Ia menjalani serangkaian pemeriksaan pada 5 Desember 2019. Mulai dari tes darah, rontgen hingga tes pernapasan. Di hari berikutnya, atau dua pekan setelah beberapa gejala klinis muncul, Reed mendapati bahwa dirinya didiagnosis mengidap pneumonia.
"Saya sama sekali tak berpikir bahwa saya akan mati. Maksudnya, hal itu tidak mungkin terjadi padaku yang masih muda. Apalagi saya tidak merokok. Saya juga tidak minum. Kebiasaan itu seharusnya tidak akan membuat saya mengidap penyakit yang diderita orang tua ataukah saya memiliki masalah kesehatan yang sudah ada sebelumnya."
Setelah melewati masa-masa sulit itu, Reed beruntung, ia merupakan salah satu pasien yang dinyatakan pulih setelah beberapa pekan menjalani perawatan akibat positif terjangkit virus corona penyebab penyakit COVID-19.
Ia ingat betul, saat itu Wuhan masih diisolasi. Sebuah notifikasi masuk ke ponselnya pukul 3 dini hari, saat pemerintah mengeluarkan perintah agar kota tersebut dikarantina.
"Untungnya, saya terbangun untuk membaca pesan teks itu. Jadi, saya lari keluar rumah dan pergi ke supermarket yang buka 24 jam di lantai bawah. Saya tahu keadaan akan memburuk dan saya tahu bahwa toko-toko akan diserbu," ungkapnya.
"Ketika semakin banyak kasus baru yang muncul dan mulai menyebar, pemerintah memberikan sanksi yang lebih keras dan karantina yang lebih ketat. Misalnya, saat ini, satu orang diizinkan meninggalkan rumah mereka setiap tiga hari sekali, dan itu hanya untuk membeli kebutuhan. "

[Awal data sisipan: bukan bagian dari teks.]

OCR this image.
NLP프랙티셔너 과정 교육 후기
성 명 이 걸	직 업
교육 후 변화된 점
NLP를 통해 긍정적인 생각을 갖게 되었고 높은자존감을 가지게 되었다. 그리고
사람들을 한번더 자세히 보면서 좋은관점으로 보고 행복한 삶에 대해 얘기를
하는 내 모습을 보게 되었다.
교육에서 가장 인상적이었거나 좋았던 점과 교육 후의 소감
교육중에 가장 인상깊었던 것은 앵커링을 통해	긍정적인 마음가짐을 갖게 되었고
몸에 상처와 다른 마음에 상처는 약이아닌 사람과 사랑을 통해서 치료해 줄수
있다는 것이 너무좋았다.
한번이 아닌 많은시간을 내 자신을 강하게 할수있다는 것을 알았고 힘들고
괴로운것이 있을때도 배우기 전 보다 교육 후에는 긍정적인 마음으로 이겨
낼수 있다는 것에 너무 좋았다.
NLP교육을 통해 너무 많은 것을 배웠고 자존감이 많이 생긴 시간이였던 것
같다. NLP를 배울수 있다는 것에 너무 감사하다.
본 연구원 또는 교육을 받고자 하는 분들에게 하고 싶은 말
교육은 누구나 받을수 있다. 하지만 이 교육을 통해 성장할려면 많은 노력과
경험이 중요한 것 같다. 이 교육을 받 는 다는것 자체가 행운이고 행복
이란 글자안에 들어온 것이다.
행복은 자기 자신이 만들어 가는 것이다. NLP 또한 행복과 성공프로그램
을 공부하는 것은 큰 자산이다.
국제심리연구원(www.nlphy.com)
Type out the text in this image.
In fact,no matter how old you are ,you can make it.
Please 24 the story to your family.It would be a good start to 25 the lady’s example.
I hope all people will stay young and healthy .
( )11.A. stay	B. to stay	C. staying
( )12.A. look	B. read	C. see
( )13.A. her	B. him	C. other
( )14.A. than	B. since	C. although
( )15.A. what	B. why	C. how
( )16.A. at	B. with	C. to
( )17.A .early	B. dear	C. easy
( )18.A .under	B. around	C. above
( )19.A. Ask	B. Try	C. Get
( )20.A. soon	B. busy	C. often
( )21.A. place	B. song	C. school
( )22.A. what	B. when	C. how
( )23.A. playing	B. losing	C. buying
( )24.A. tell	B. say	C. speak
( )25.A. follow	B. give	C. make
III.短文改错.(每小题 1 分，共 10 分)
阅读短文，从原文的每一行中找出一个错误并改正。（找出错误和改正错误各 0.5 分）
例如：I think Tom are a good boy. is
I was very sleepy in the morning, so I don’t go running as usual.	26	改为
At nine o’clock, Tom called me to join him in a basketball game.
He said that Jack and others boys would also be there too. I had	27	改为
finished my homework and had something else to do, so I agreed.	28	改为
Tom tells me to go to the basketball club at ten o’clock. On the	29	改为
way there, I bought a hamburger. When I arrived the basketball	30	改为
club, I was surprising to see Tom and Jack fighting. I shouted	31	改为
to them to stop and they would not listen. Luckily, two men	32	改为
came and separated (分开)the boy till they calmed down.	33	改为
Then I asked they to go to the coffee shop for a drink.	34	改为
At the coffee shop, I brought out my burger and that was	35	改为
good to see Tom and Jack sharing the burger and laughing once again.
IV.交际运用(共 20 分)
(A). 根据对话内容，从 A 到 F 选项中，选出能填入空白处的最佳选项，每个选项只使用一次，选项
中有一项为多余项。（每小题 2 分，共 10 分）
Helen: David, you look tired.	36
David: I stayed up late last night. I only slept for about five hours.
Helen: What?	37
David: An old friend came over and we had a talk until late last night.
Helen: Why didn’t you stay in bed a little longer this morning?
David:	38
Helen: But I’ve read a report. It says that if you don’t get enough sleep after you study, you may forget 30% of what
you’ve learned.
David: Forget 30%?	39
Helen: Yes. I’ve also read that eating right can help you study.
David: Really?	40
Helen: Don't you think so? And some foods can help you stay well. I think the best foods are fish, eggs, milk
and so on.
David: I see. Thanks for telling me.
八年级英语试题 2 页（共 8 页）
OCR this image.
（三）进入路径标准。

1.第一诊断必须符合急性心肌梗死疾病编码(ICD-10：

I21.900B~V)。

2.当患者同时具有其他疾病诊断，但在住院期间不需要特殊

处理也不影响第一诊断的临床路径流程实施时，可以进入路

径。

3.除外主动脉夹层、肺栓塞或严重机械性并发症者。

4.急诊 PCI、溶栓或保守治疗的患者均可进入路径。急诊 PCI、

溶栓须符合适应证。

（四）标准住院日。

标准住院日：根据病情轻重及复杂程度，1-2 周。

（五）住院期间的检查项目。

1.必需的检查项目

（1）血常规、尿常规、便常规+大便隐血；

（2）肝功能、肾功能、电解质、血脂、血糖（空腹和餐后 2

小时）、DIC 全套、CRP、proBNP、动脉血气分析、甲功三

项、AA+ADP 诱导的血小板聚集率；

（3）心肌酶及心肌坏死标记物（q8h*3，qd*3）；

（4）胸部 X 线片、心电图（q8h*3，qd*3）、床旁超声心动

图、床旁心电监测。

Reed mengisahkan ketika ia pergi keluar jalanan tampak sepi seperti tak ada kehidupan di sana. "Jika kamu pergi ke toko, ada beberapa toko yang buka namun tak mengizinkan pembeli masuk. Kamu cukup memberi tahu penjual apa yang kamu inginkan. Mereka memasukkannya ke dalam tas dan kemudian mereka menyerahkan tas itu kepadamu dengan tongkat panjang hanya untuk menghindari kontak personal."
Ia memuji pemerintah setempat yang mengambil langkah proaktif untuk mengatasi wabah mematikan ini. Menurut Reed, pemerintah sangat berpengalaman menangani krisis dengan berkaca dari wabah sebelumnya seperti SARS. Dia pun percaya jumlah korban terjangkit yang dirilis pemerintah akurat.
"Tidak banyak negara Barat yang dapat membangun rumah sakit dalam 10 hari. China adalah salah satu negara paling efisien dalam menyelesaikan pekerjaan. Sehubungan dengan wabah ini, mereka telah menyelesaikannya. Mereka seharusnya memang bertindak demikian. Mereka harus mengambil langkah drastis, bahwa banyak negara lain tidak akan melakukan hal serupa,” pungkas Reed.